The other thing that kept the kids entertained this weekend was the sunshine, and the app VideoStar. For those of you who hate technology, or for those of you who have teeny weeny kids who are still entertained by large plastic objects, or childrens’ presenters dressed in primary colours, I apologise now. For all the other muppets out there whose kids drag them in and out on the tide of electronica, listen up. The app seems to be simple, downloadable on most things beginning with an ‘i’ (altho, alas, not an iRon) and allows the kids to make short snappy videos cut to music with lots of effects thrown in. It teaches them how to edit, time and direct. Little Man and his friend E, a girl, spent hours in the garden cartwheeling, making up routines on the trampoline and mimed singing in an attempt to create a fantastic pop video. (All I can say is that they did some pretty good stuff, but Simon Cowell does not need to hang up his grey jumper just yet…)
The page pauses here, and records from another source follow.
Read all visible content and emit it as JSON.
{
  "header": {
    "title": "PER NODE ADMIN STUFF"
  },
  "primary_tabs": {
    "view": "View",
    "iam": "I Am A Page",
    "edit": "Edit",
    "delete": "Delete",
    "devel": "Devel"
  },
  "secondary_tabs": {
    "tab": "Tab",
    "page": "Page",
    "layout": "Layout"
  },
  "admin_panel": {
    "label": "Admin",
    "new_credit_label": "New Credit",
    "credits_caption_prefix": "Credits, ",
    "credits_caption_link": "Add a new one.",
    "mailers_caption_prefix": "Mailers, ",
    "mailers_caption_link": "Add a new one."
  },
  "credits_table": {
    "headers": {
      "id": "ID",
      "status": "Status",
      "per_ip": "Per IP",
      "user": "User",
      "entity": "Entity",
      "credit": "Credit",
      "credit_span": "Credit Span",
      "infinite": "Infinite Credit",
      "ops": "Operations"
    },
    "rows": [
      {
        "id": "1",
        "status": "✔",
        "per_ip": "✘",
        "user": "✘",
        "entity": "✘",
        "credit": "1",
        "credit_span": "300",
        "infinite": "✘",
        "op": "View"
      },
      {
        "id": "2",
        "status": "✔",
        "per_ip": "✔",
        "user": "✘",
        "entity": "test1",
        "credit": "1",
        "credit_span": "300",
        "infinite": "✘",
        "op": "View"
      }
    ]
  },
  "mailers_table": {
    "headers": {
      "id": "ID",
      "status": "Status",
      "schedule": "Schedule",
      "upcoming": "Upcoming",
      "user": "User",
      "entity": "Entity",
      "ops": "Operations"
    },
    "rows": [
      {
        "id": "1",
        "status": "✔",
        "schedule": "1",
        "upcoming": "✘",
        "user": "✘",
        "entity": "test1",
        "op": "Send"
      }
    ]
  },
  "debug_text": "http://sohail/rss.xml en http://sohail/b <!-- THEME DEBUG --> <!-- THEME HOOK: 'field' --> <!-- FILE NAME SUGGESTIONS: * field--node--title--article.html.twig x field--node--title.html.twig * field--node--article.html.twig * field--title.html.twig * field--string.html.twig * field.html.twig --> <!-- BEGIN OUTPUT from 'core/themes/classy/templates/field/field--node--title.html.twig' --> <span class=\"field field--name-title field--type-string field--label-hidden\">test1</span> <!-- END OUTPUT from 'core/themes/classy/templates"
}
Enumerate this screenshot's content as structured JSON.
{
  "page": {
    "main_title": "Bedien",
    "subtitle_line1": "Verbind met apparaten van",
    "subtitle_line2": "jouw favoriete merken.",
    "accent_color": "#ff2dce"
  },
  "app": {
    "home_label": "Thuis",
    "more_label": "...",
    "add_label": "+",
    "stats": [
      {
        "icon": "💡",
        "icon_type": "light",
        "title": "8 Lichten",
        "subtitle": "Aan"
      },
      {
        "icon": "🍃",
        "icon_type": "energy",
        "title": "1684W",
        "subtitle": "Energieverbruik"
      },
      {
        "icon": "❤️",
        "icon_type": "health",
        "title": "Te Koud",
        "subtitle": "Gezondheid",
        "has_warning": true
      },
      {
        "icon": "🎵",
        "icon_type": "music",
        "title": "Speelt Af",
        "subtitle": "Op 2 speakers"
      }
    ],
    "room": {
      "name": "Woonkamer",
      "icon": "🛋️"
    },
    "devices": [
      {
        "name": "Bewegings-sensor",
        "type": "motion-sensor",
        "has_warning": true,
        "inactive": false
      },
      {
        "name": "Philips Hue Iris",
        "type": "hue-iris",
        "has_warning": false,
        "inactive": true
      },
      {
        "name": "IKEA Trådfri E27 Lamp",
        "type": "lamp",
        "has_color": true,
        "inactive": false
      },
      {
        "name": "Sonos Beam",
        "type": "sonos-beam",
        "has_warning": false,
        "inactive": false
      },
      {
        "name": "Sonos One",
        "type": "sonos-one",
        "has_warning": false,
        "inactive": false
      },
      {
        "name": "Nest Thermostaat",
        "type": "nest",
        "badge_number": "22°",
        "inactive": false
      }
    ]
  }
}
Mind you, it was interesting to see– there was no shyness in front of camera for a start. They have grown up with cameras, and everything is noted and recorded for posterity on some sort of digital media. Where we had to wait two weeks for Truprint to send back our snaps only to see that your hand had obliterated most of the shots, they can now instantly delete and retake. Where we had to rely on our memories of the holidays, they create their memories there and then, with tag lines, captions and hundreds of ‘likes’.
We were delighted to hear that this confidence shone through in Little Man’s efforts at an audition that he did a couple of weeks ago for a local drama group that he attends, and that he had landed the role of Oliver in the musical of that name. Of course, the hard work hasn’t really started in earnest as it is still Easter break, but already he has been given some of the songs to learn, and soon he will have a script. We have all regaled him with the well known things about the storyline and the songs, and I have no doubt that he will enjoy it all the way. And so it was that amongst the flat packs, the VideoStar apps and the running round in the sunshine, occasionally I would hear strains of ‘Where is Love’ from the musical as he warbled around the garden setting up new shots.
The kids were huddled together, having eaten some snacks that I gave them earlier. They sent Little Man over.
‘Please mum, can we have some more?’ he asked.